夏のランニングで「ダイエット効果」が期待できる理由

リハビリ三昧筆者です。まだ病院行ってますが、肥満化がすごいので医師に相談しつつ、少しずつランニングを再開したいところです。
筆者の場合、運動していないと「どんどん太る」という、365日ダイエット予備軍なのですが、バランスボール+ヤムナボディローリング+リハビリ+ウォーキングで「デブ化」をなんとか抑えています。
ただ、やはりダイエット効果を期待するのであれば「夏のランニング」でしょう。
「冬のほうが痩せる&ダイエット効果が高い」と言われがちですが、実際は夏のランニングで走り込むことが、先々のランニング効果にもつながるんです。
「夏は暑いし…短い距離のランニングでいいか!」の良い面と悪い面
「夏は暑いから、ランニングは短い距離でも良い」と筆者は考えています。
その理由が「暑いからパフォーマンスが落ちるので、完璧主義の人は“ランニングを心から楽しめない”可能性がある」という点。
完璧主義の人ほど、ランニングを「完璧にこなそう」と、距離や時間に縛られるあまりに「むしろサボってしまう」という事態になりがちです。
過去記事でも紹介したように、サボるぐらいなら「毎日、少しでも走り続ける」という方が、秋へのパフォーマンスUPにつながります。
ただデメリットもあり、「短い距離ばかりだと、脂肪燃焼がしづらい」という点なんです。ダイエット効果も落ち、また「脚作り」を夏にしたいのであれば、短い距離ばかりというのもデメリットがあると言えるでしょう。
ダイエット効果も高い!暑いけど「長い距離」を走ったほうがいい理由
ただ、夏に長く走るというのはなかなか難しいところです。
どうしても高まった体温の放熱が追いつかず、血液循環もうまくいかずにすぐに息切れしてしまい、長く走ることは困難だという方もいるでしょう。

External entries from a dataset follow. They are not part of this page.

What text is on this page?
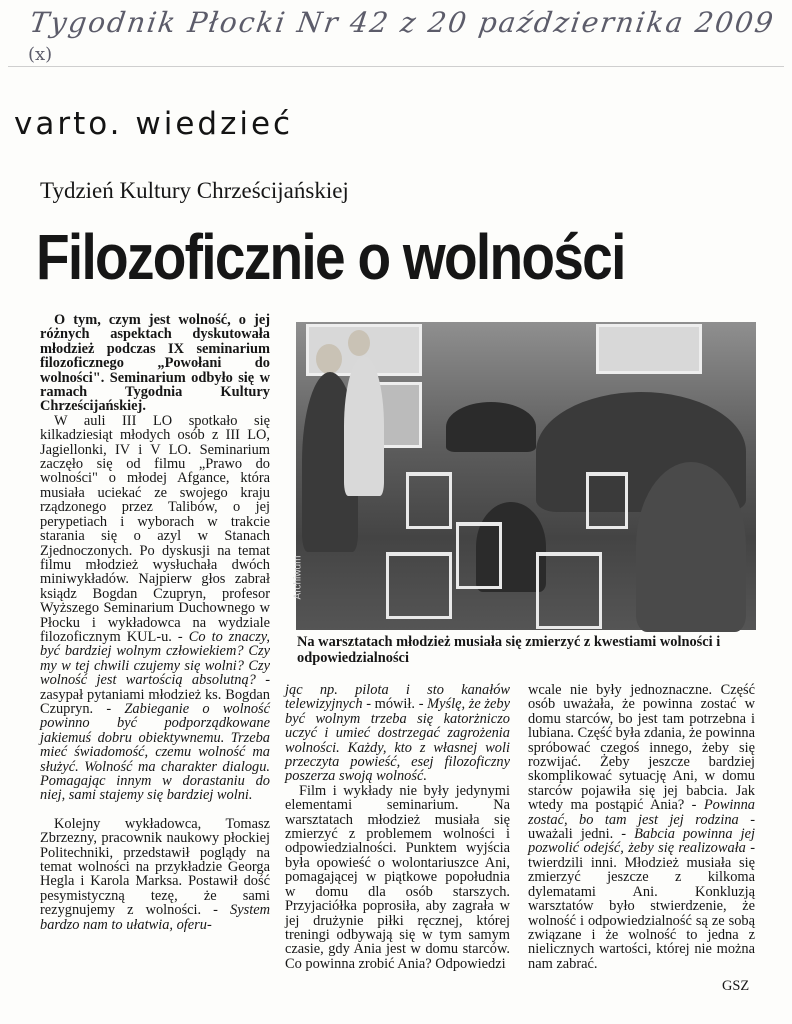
Tygodnik Płocki Nr 42 z 20 października 2009
(x)
varto. wiedzieć
Tydzień Kultury Chrześcijańskiej
Filozoficznie o wolności

O tym, czym jest wolność, o jej różnych aspektach dyskutowała młodzież podczas IX seminarium filozoficznego „Powołani do wolności". Seminarium odbyło się w ramach Tygodnia Kultury Chrześcijańskiej.

W auli III LO spotkało się kilkadziesiąt młodych osób z III LO, Jagiellonki, IV i V LO. Seminarium zaczęło się od filmu „Prawo do wolności" o młodej Afgance, która musiała uciekać ze swojego kraju rządzonego przez Talibów, o jej perypetiach i wyborach w trakcie starania się o azyl w Stanach Zjednoczonych. Po dyskusji na temat filmu młodzież wysłuchała dwóch miniwykładów. Najpierw głos zabrał ksiądz Bogdan Czupryn, profesor Wyższego Seminarium Duchownego w Płocku i wykładowca na wydziale filozoficznym KUL-u. - Co to znaczy, być bardziej wolnym człowiekiem? Czy my w tej chwili czujemy się wolni? Czy wolność jest wartością absolutną? - zasypał pytaniami młodzież ks. Bogdan Czupryn. - Zabieganie o wolność powinno być podporządkowane jakiemuś dobru obiektywnemu. Trzeba mieć świadomość, czemu wolność ma służyć. Wolność ma charakter dialogu. Pomagając innym w dorastaniu do niej, sami stajemy się bardziej wolni.

Kolejny wykładowca, Tomasz Zbrzezny, pracownik naukowy płockiej Politechniki, przedstawił poglądy na temat wolności na przykładzie Georga Hegla i Karola Marksa. Postawił dość pesymistyczną tezę, że sami rezygnujemy z wolności. - System bardzo nam to ułatwia, oferu-

Archiwum
Na warsztatach młodzież musiała się zmierzyć z kwestiami wolności i odpowiedzialności

jąc np. pilota i sto kanałów telewizyjnych - mówił. - Myślę, że żeby być wolnym trzeba się katorżniczo uczyć i umieć dostrzegać zagrożenia wolności. Każdy, kto z własnej woli przeczyta powieść, esej filozoficzny poszerza swoją wolność.

Film i wykłady nie były jedynymi elementami seminarium. Na warsztatach młodzież musiała się zmierzyć z problemem wolności i odpowiedzialności. Punktem wyjścia była opowieść o wolontariuszce Ani, pomagającej w piątkowe popołudnia w domu dla osób starszych. Przyjaciółka poprosiła, aby zagrała w jej drużynie piłki ręcznej, której treningi odbywają się w tym samym czasie, gdy Ania jest w domu starców. Co powinna zrobić Ania? Odpowiedzi

wcale nie były jednoznaczne. Część osób uważała, że powinna zostać w domu starców, bo jest tam potrzebna i lubiana. Część była zdania, że powinna spróbować czegoś innego, żeby się rozwijać. Żeby jeszcze bardziej skomplikować sytuację Ani, w domu starców pojawiła się jej babcia. Jak wtedy ma postąpić Ania? - Powinna zostać, bo tam jest jej rodzina - uważali jedni. - Babcia powinna jej pozwolić odejść, żeby się realizowała - twierdzili inni. Młodzież musiała się zmierzyć jeszcze z kilkoma dylematami Ani. Konkluzją warsztatów było stwierdzenie, że wolność i odpowiedzialność są ze sobą związane i że wolność to jedna z nielicznych wartości, której nie można nam zabrać.

GSZ
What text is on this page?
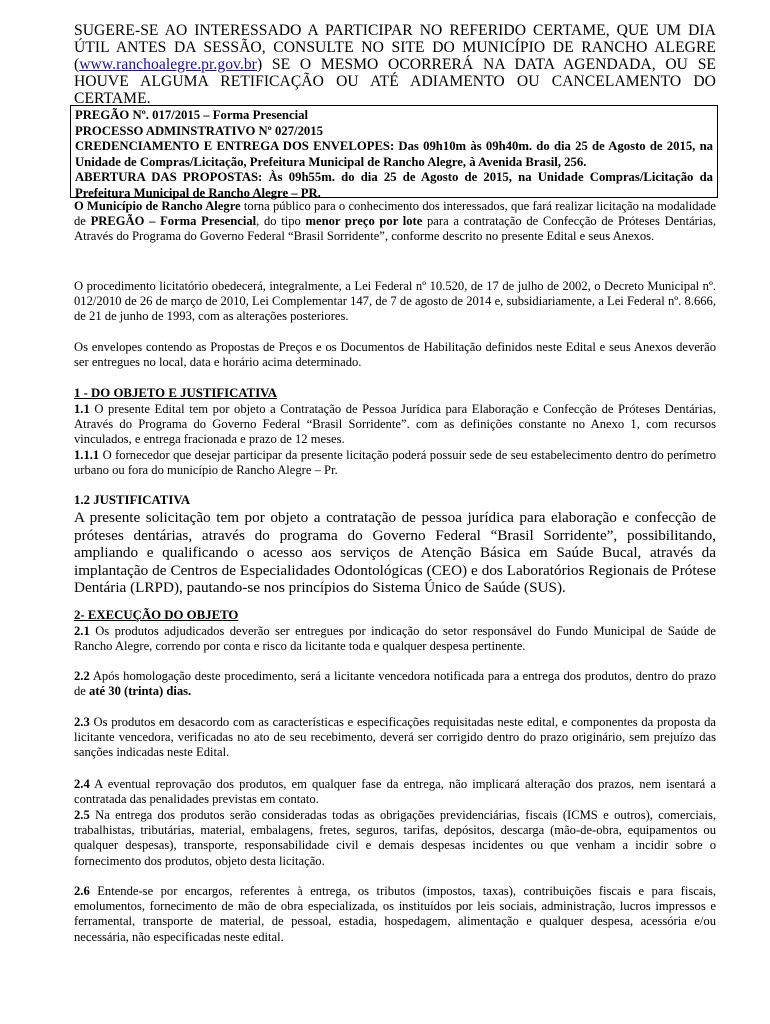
SUGERE-SE AO INTERESSADO A PARTICIPAR NO REFERIDO CERTAME, QUE UM DIA ÚTIL ANTES DA SESSÃO, CONSULTE NO SITE DO MUNICÍPIO DE RANCHO ALEGRE (www.ranchoalegre.pr.gov.br) SE O MESMO OCORRERÁ NA DATA AGENDADA, OU SE HOUVE ALGUMA RETIFICAÇÃO OU ATÉ ADIAMENTO OU CANCELAMENTO DO CERTAME.
PREGÃO Nº. 017/2015 – Forma Presencial
PROCESSO ADMINSTRATIVO Nº 027/2015
CREDENCIAMENTO E ENTREGA DOS ENVELOPES: Das 09h10m às 09h40m. do dia 25 de Agosto de 2015, na Unidade de Compras/Licitação, Prefeitura Municipal de Rancho Alegre, à Avenida Brasil, 256.
ABERTURA DAS PROPOSTAS: Às 09h55m. do dia 25 de Agosto de 2015, na Unidade Compras/Licitação da Prefeitura Municipal de Rancho Alegre – PR.
O Município de Rancho Alegre torna público para o conhecimento dos interessados, que fará realizar licitação na modalidade de PREGÃO – Forma Presencial, do tipo menor preço por lote para a contratação de Confecção de Próteses Dentárias, Através do Programa do Governo Federal “Brasil Sorridente”, conforme descrito no presente Edital e seus Anexos.
O procedimento licitatório obedecerá, integralmente, a Lei Federal nº 10.520, de 17 de julho de 2002, o Decreto Municipal nº. 012/2010 de 26 de março de 2010, Lei Complementar 147, de 7 de agosto de 2014 e, subsidiariamente, a Lei Federal nº. 8.666, de 21 de junho de 1993, com as alterações posteriores.
Os envelopes contendo as Propostas de Preços e os Documentos de Habilitação definidos neste Edital e seus Anexos deverão ser entregues no local, data e horário acima determinado.
1 - DO OBJETO E JUSTIFICATIVA
1.1 O presente Edital tem por objeto a Contratação de Pessoa Jurídica para Elaboração e Confecção de Próteses Dentárias, Através do Programa do Governo Federal “Brasil Sorridente”. com as definições constante no Anexo 1, com recursos vinculados, e entrega fracionada e prazo de 12 meses.
1.1.1 O fornecedor que desejar participar da presente licitação poderá possuir sede de seu estabelecimento dentro do perímetro urbano ou fora do município de Rancho Alegre – Pr.
1.2 JUSTIFICATIVA
A presente solicitação tem por objeto a contratação de pessoa jurídica para elaboração e confecção de próteses dentárias, através do programa do Governo Federal “Brasil Sorridente”, possibilitando, ampliando e qualificando o acesso aos serviços de Atenção Básica em Saúde Bucal, através da implantação de Centros de Especialidades Odontológicas (CEO) e dos Laboratórios Regionais de Prótese Dentária (LRPD), pautando-se nos princípios do Sistema Único de Saúde (SUS).
2- EXECUÇÃO DO OBJETO
2.1 Os produtos adjudicados deverão ser entregues por indicação do setor responsável do Fundo Municipal de Saúde de Rancho Alegre, correndo por conta e risco da licitante toda e qualquer despesa pertinente.
2.2 Após homologação deste procedimento, será a licitante vencedora notificada para a entrega dos produtos, dentro do prazo de até 30 (trinta) dias.
2.3 Os produtos em desacordo com as características e especificações requisitadas neste edital, e componentes da proposta da licitante vencedora, verificadas no ato de seu recebimento, deverá ser corrigido dentro do prazo originário, sem prejuízo das sanções indicadas neste Edital.
2.4 A eventual reprovação dos produtos, em qualquer fase da entrega, não implicará alteração dos prazos, nem isentará a contratada das penalidades previstas em contato.
2.5 Na entrega dos produtos serão consideradas todas as obrigações previdenciárias, fiscais (ICMS e outros), comerciais, trabalhistas, tributárias, material, embalagens, fretes, seguros, tarifas, depósitos, descarga (mão-de-obra, equipamentos ou qualquer despesas), transporte, responsabilidade civil e demais despesas incidentes ou que venham a incidir sobre o fornecimento dos produtos, objeto desta licitação.
2.6 Entende-se por encargos, referentes à entrega, os tributos (impostos, taxas), contribuições fiscais e para fiscais, emolumentos, fornecimento de mão de obra especializada, os instituídos por leis sociais, administração, lucros impressos e ferramental, transporte de material, de pessoal, estadia, hospedagem, alimentação e qualquer despesa, acessória e/ou necessária, não especificadas neste edital.
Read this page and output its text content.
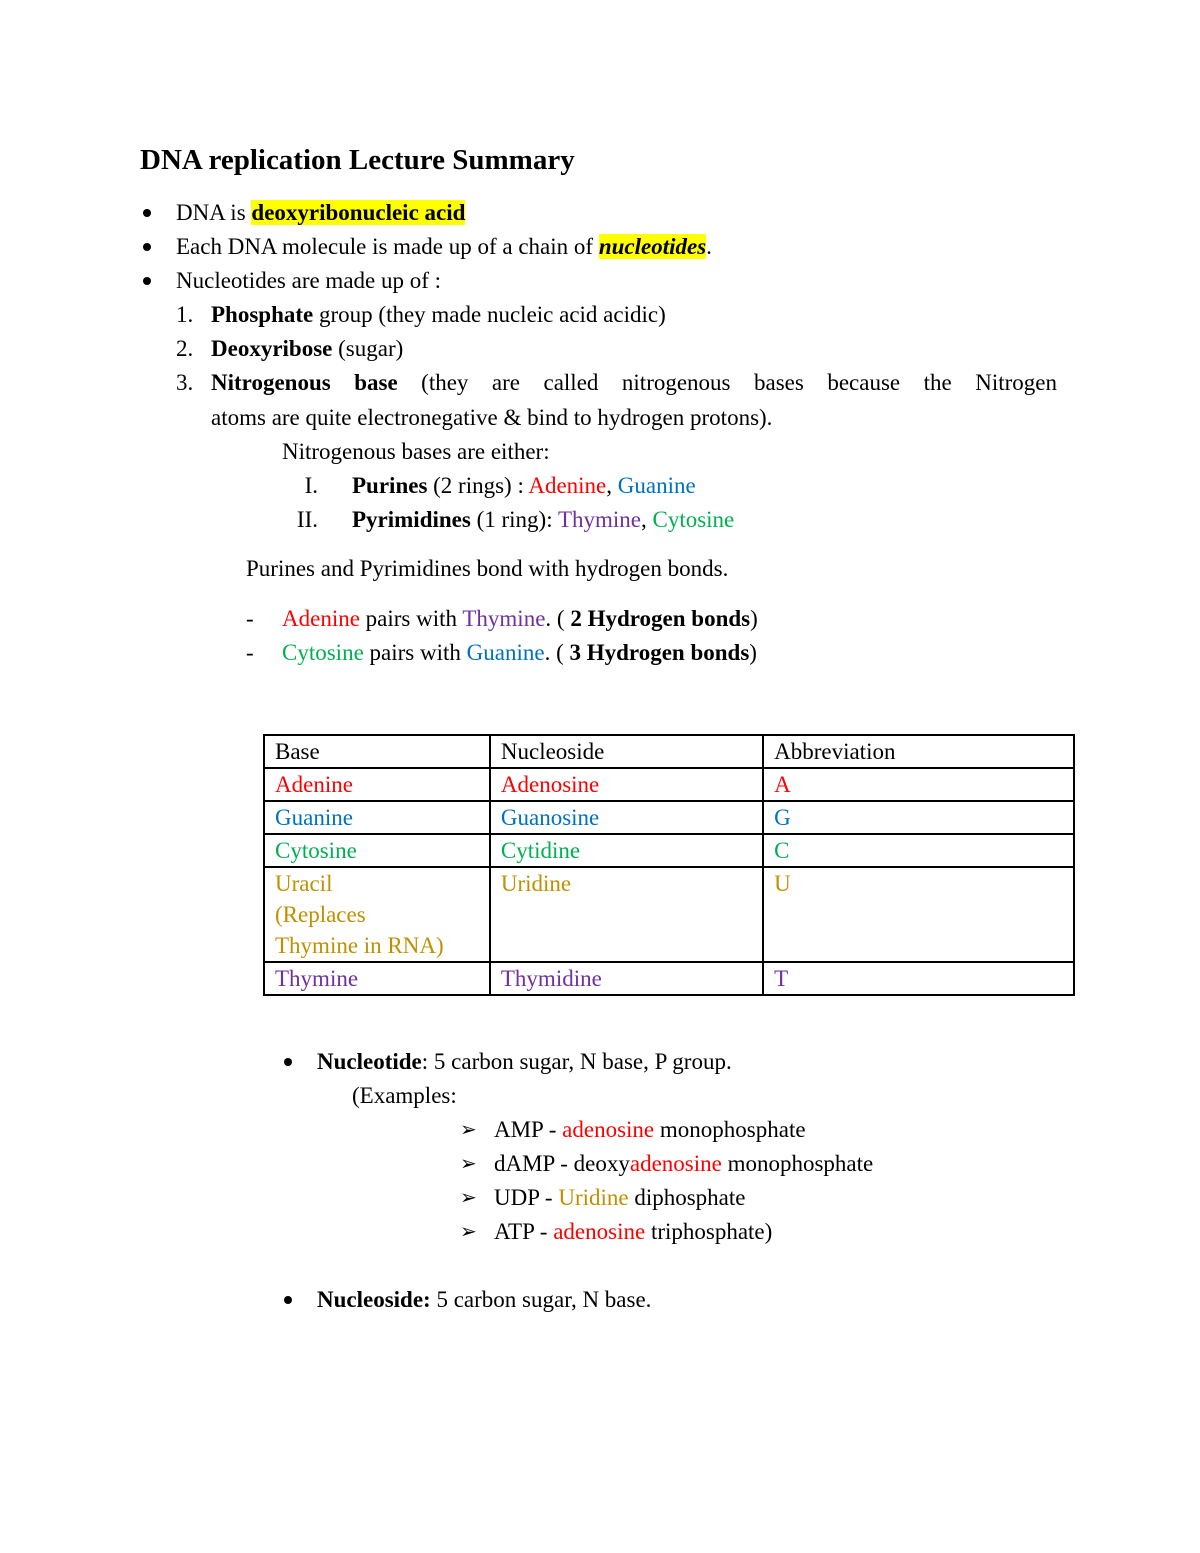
DNA replication Lecture Summary
DNA is deoxyribonucleic acid
Each DNA molecule is made up of a chain of nucleotides.
Nucleotides are made up of :
1. Phosphate group (they made nucleic acid acidic)
2. Deoxyribose (sugar)
3. Nitrogenous base (they are called nitrogenous bases because the Nitrogen
atoms are quite electronegative & bind to hydrogen protons).
Nitrogenous bases are either:
I. Purines (2 rings) : Adenine, Guanine
II. Pyrimidines (1 ring): Thymine, Cytosine
Purines and Pyrimidines bond with hydrogen bonds.
- Adenine pairs with Thymine. ( 2 Hydrogen bonds)
- Cytosine pairs with Guanine. ( 3 Hydrogen bonds)
Base	Nucleoside	Abbreviation
Adenine	Adenosine	A
Guanine	Guanosine	G
Cytosine	Cytidine	C

Uracil
(Replaces
Thymine in RNA)	Uridine	U
Thymine	Thymidine	T
Nucleotide: 5 carbon sugar, N base, P group.
(Examples:
➢ AMP - adenosine monophosphate
➢ dAMP - deoxyadenosine monophosphate
➢ UDP - Uridine diphosphate
➢ ATP - adenosine triphosphate)
Nucleoside: 5 carbon sugar, N base.
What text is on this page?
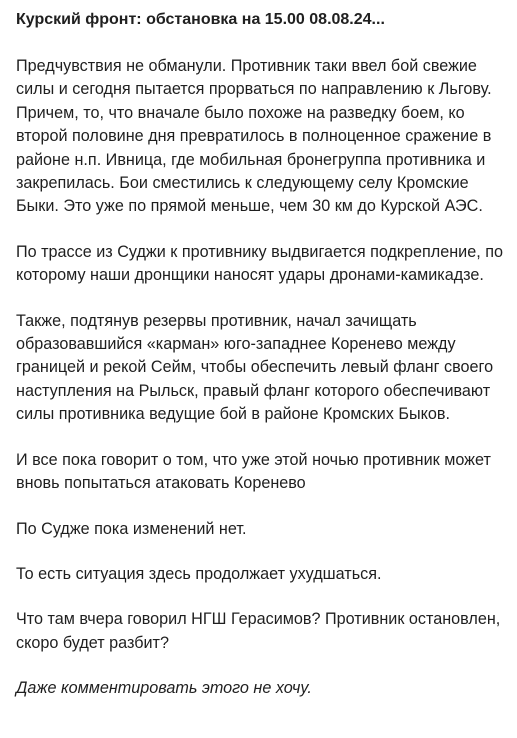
Курский фронт: обстановка на 15.00 08.08.24...

Предчувствия не обманули. Противник таки ввел бой свежие силы и сегодня пытается прорваться по направлению к Льгову. Причем, то, что вначале было похоже на разведку боем, ко второй половине дня превратилось в полноценное сражение в районе н.п. Ивница, где мобильная бронегруппа противника и закрепилась. Бои сместились к следующему селу Кромские Быки. Это уже по прямой меньше, чем 30 км до Курской АЭС.

По трассе из Суджи к противнику выдвигается подкрепление, по которому наши дронщики наносят удары дронами-камикадзе.

Также, подтянув резервы противник, начал зачищать образовавшийся «карман» юго-западнее Коренево между границей и рекой Сейм, чтобы обеспечить левый фланг своего наступления на Рыльск, правый фланг которого обеспечивают силы противника ведущие бой в районе Кромских Быков.

И все пока говорит о том, что уже этой ночью противник может вновь попытаться атаковать Коренево

По Судже пока изменений нет.

То есть ситуация здесь продолжает ухудшаться.

Что там вчера говорил НГШ Герасимов? Противник остановлен, скоро будет разбит?

Даже комментировать этого не хочу.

ただ、ダイエット効果が高いのは「長い時間の走り込み」であるのは間違いありません。特に、秋にウルトラマラソンがあるランナーの方は、夏にいかに工夫して距離を稼ぐということに頭を悩ませるでしょう。
結局、気温が高くて走りにくい夏も「早朝」と「深夜」を利用して距離を稼ぐのが「ダイエット効果」を含め、色々と効果があります。
- 某・ランナーは真夏の500km走で、翌年の2月にサブスリー達成
- 秋の練習で故障しにくい脚作りができる
- 秋に距離を稼ぐことで「ダイエット効果」も期待できる
- 耐熱効果がつき、夏に体を動かすことに慣れる
- メンタルが強くなる…かも!?(30km以降は精神力といいますね)
筆者は昨年、夏の練習をあまりせずに秋に後悔しました。
ランナーにとっては「記録狙い」という面でも、体重は軽ければ軽いほうがいいはずです。
いかにダイエット効果を高めるかも、秋~冬のマラソンの結果が大きく左右されますよ。
夏のランニングで「ダイエット効果」まとめ
暑い夏が続きますが、ただひとつだけ避けたほうがいいのが「夏の昼間」の練習です。
昼間に練習するのであれば、木陰のある公園での軽いジョグですごしましょう。
また、短い距離で満足し、その後の「お酒」が夏のランナーの落とし穴。
もともと痩せている人であれば問題ないでしょうが、筆者のように「太りやすい体質」であれば、夏場に「ゆっくり長く」を涼しい時間に行うか、早朝&夜間の二部練で距離を稼ぐというのも、フルマラソンシーズンへの「いいステップ」になるのは間違いありません。